1. Reverend Geovanny : An Italian Catholic who take cares of Jimbron after the departure of Jimbron's parents. Despite having different religions with Jimbron, he does not impose Jimbron to become a Catholic. In fact, he was never late to send Jimbron go to the mosque for reading the Qur'an. Although he is called a Reverend, this Italian man was not a priest.
2. Mr. Mustar M. Djai'din. BA. : One of the founders of SMA Negeri Manggar. He is deputy head of SMA Negeri Manggar who is kind and patient enough but turned to rule with an iron fist when his own son would not be accepted into high school because of his being under the limit line score. Known for his severe rules of discipline and punishment but actually, he is a very good person and example.
3. Mr. Drs. Julian Ichsan Balia : SMA Negeri Manggar’s principal. A young, handsome graduate of Bandung IKIP who strongly believes in Idealism. He taught the subject art.
4. Nurmala Zakiah binti Nurmala Berahim Mantarum : Arai's love at first sight. Nurmala is a smart girl and the top of the class. She is also a fan of Ray Charles with the song "I Can't Stop Loving You" and Nat King Cole with the song When I Fall in Love.
5. Lakshmi : Jimbron's love. Having lost both of her parents, she lived and worked in a grass jelly factory. Since the departure of her parents, she never smiled though her smile is very sweet. She finally smiled when Jimbron came while riding Capo's white horse.
6. Co Pho Lamo Nyet : A person who allows a variety of things as objects for his business. Even when PN Timah was threatened of collapsing, he came up with an idea to open a horse barn although horses are foreign to the Malay community.
7. Taikong Hamim : A teacher who taught how to recite the Qur'an in the Gantung Village. Is known to be very strict and often impose physical punishment to children who make mistakes.
8. Bang Zaitun : A group leader of a small orchestra group. Known as a man who had a lot of girlfriends and almost had 5 wives. Actually, the key to his success in romance is a guitar. He also taught the techniques to Arai who was madly in love with Nurmala.
9. A Kiun : A Hokkian girl who is the guard booth in the theatre.
10. Nurmi : A gifted girl who plays violin well; inherited her talents and the violin from her grandfather who was a leader of a gambus group (A gambus is a traditional Indonesian instrument). She is Arai's and Ikal's neighbour and is of the same age as them and loves her violin.
11. Pi Cek Balsam : A handyman who tear tickets at a cinema on Belitung.

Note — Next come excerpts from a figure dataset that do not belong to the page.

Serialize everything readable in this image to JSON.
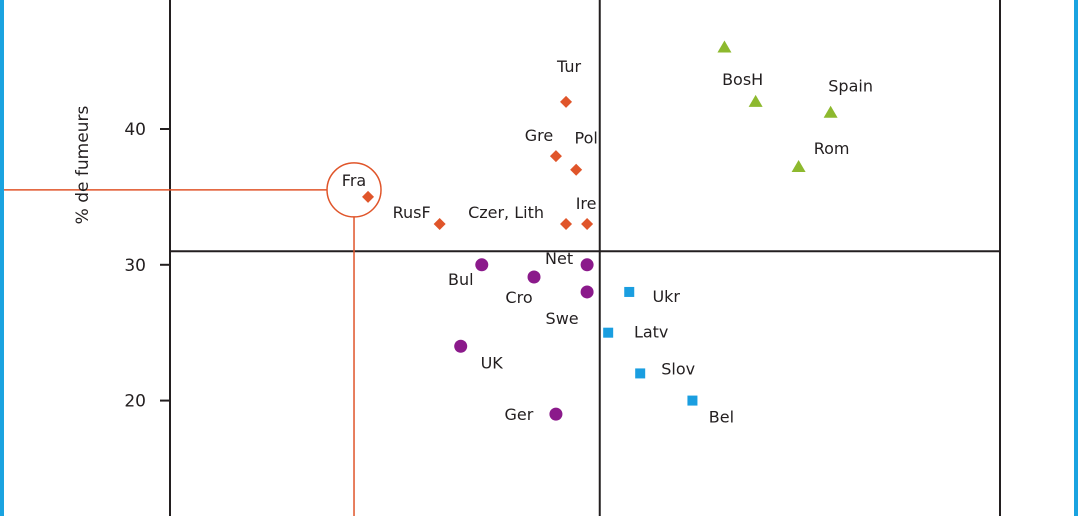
{
  "chart_data": {
    "type": "scatter",
    "ylabel": "% de fumeurs",
    "y_ticks": [
      20,
      30,
      40
    ],
    "y_view": [
      11.5,
      49.5
    ],
    "x_view": [
      -20,
      965
    ],
    "quadrant_dividers": {
      "x": 490,
      "y": 31
    },
    "colors": {
      "orange": "#e0552a",
      "green": "#8db92e",
      "purple": "#8b1a8b",
      "blue": "#1a9ee0",
      "axis": "#231f20",
      "highlight": "#e0552a"
    },
    "highlight": {
      "label": "Fra",
      "x": 215,
      "y": 35
    },
    "series": [
      {
        "marker": "diamond",
        "color": "orange",
        "points": [
          {
            "label": "Tur",
            "x": 450,
            "y": 42
          },
          {
            "label": "Gre",
            "x": 438,
            "y": 38
          },
          {
            "label": "Pol",
            "x": 462,
            "y": 37
          },
          {
            "label": "Fra",
            "x": 215,
            "y": 35
          },
          {
            "label": "RusF",
            "x": 300,
            "y": 33
          },
          {
            "label": "Czer, Lith",
            "x": 450,
            "y": 33
          },
          {
            "label": "Ire",
            "x": 475,
            "y": 33
          }
        ]
      },
      {
        "marker": "triangle",
        "color": "green",
        "points": [
          {
            "label": "",
            "x": 638,
            "y": 46
          },
          {
            "label": "BosH",
            "x": 675,
            "y": 42
          },
          {
            "label": "Spain",
            "x": 764,
            "y": 41.2
          },
          {
            "label": "Rom",
            "x": 726,
            "y": 37.2
          }
        ]
      },
      {
        "marker": "circle",
        "color": "purple",
        "points": [
          {
            "label": "Net",
            "x": 475,
            "y": 30
          },
          {
            "label": "Bul",
            "x": 350,
            "y": 30
          },
          {
            "label": "Cro",
            "x": 412,
            "y": 29.1
          },
          {
            "label": "Swe",
            "x": 475,
            "y": 28
          },
          {
            "label": "UK",
            "x": 325,
            "y": 24
          },
          {
            "label": "Ger",
            "x": 438,
            "y": 19
          }
        ]
      },
      {
        "marker": "square",
        "color": "blue",
        "points": [
          {
            "label": "Ukr",
            "x": 525,
            "y": 28
          },
          {
            "label": "Latv",
            "x": 500,
            "y": 25
          },
          {
            "label": "Slov",
            "x": 538,
            "y": 22
          },
          {
            "label": "Bel",
            "x": 600,
            "y": 20
          }
        ]
      }
    ]
  }
}
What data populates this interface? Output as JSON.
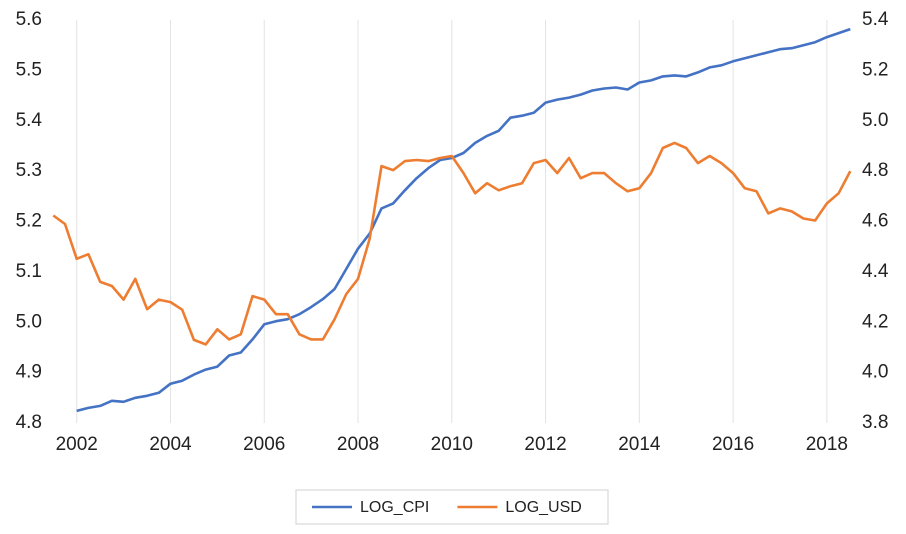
{
  "chart_data": {
    "type": "line",
    "x": [
      2001.5,
      2001.75,
      2002,
      2002.25,
      2002.5,
      2002.75,
      2003,
      2003.25,
      2003.5,
      2003.75,
      2004,
      2004.25,
      2004.5,
      2004.75,
      2005,
      2005.25,
      2005.5,
      2005.75,
      2006,
      2006.25,
      2006.5,
      2006.75,
      2007,
      2007.25,
      2007.5,
      2007.75,
      2008,
      2008.25,
      2008.5,
      2008.75,
      2009,
      2009.25,
      2009.5,
      2009.75,
      2010,
      2010.25,
      2010.5,
      2010.75,
      2011,
      2011.25,
      2011.5,
      2011.75,
      2012,
      2012.25,
      2012.5,
      2012.75,
      2013,
      2013.25,
      2013.5,
      2013.75,
      2014,
      2014.25,
      2014.5,
      2014.75,
      2015,
      2015.25,
      2015.5,
      2015.75,
      2016,
      2016.25,
      2016.5,
      2016.75,
      2017,
      2017.25,
      2017.5,
      2017.75,
      2018,
      2018.25,
      2018.5
    ],
    "xlim": [
      2001.43,
      2018.6
    ],
    "xticks": [
      2002,
      2004,
      2006,
      2008,
      2010,
      2012,
      2014,
      2016,
      2018
    ],
    "ylim": [
      4.8,
      5.6
    ],
    "yticks": [
      4.8,
      4.9,
      {
        "value": 5,
        "label": "5.0"
      },
      5.1,
      5.2,
      5.3,
      5.4,
      5.5,
      5.6
    ],
    "y2lim": [
      3.8,
      5.4
    ],
    "y2ticks": [
      3.8,
      {
        "value": 4,
        "label": "4.0"
      },
      4.2,
      4.4,
      4.6,
      4.8,
      {
        "value": 5,
        "label": "5.0"
      },
      5.2,
      5.4
    ],
    "grid": true,
    "legend": "bottom",
    "series": [
      {
        "name": "LOG_CPI",
        "color": "#4472c4",
        "axis": "y",
        "values": [
          null,
          null,
          4.824,
          4.83,
          4.834,
          4.844,
          4.842,
          4.85,
          4.854,
          4.86,
          4.878,
          4.884,
          4.896,
          4.906,
          4.912,
          4.934,
          4.94,
          4.966,
          4.996,
          5.002,
          5.006,
          5.016,
          5.03,
          5.046,
          5.066,
          5.106,
          5.146,
          5.176,
          5.226,
          5.236,
          5.262,
          5.286,
          5.306,
          5.322,
          5.326,
          5.336,
          5.356,
          5.37,
          5.38,
          5.406,
          5.41,
          5.416,
          5.436,
          5.442,
          5.446,
          5.452,
          5.46,
          5.464,
          5.466,
          5.462,
          5.476,
          5.48,
          5.488,
          5.49,
          5.488,
          5.496,
          5.506,
          5.51,
          5.518,
          5.524,
          5.53,
          5.536,
          5.542,
          5.544,
          5.55,
          5.556,
          5.566,
          5.574,
          5.582
        ]
      },
      {
        "name": "LOG_USD",
        "color": "#ed7d31",
        "axis": "y2",
        "values": [
          4.624,
          4.59,
          4.452,
          4.47,
          4.36,
          4.344,
          4.29,
          4.372,
          4.252,
          4.29,
          4.28,
          4.25,
          4.13,
          4.112,
          4.172,
          4.132,
          4.152,
          4.304,
          4.29,
          4.232,
          4.232,
          4.152,
          4.132,
          4.132,
          4.212,
          4.312,
          4.372,
          4.532,
          4.82,
          4.804,
          4.84,
          4.844,
          4.84,
          4.852,
          4.86,
          4.792,
          4.712,
          4.752,
          4.724,
          4.74,
          4.752,
          4.832,
          4.844,
          4.792,
          4.852,
          4.772,
          4.792,
          4.792,
          4.752,
          4.72,
          4.732,
          4.792,
          4.892,
          4.912,
          4.892,
          4.832,
          4.86,
          4.832,
          4.792,
          4.732,
          4.72,
          4.632,
          4.652,
          4.64,
          4.612,
          4.604,
          4.672,
          4.712,
          4.8
        ]
      }
    ]
  }
}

12. Am Siong : The owner of a grocery store where Ikal and Arai argued about the use of savings money.
13. Deborah Wong : A Siong's wife and Mei Mei's mum. A chubby Hong Konger.
14. Mei Mei : Deborah Wong's wee daughter.

== Adaptation ==

The manuscript of The Dreamer was adapted into a movie by the same team that made the film Laskar Pelangi that is the Miles Films and Mizan Productions and was released in 2009 in the theatres.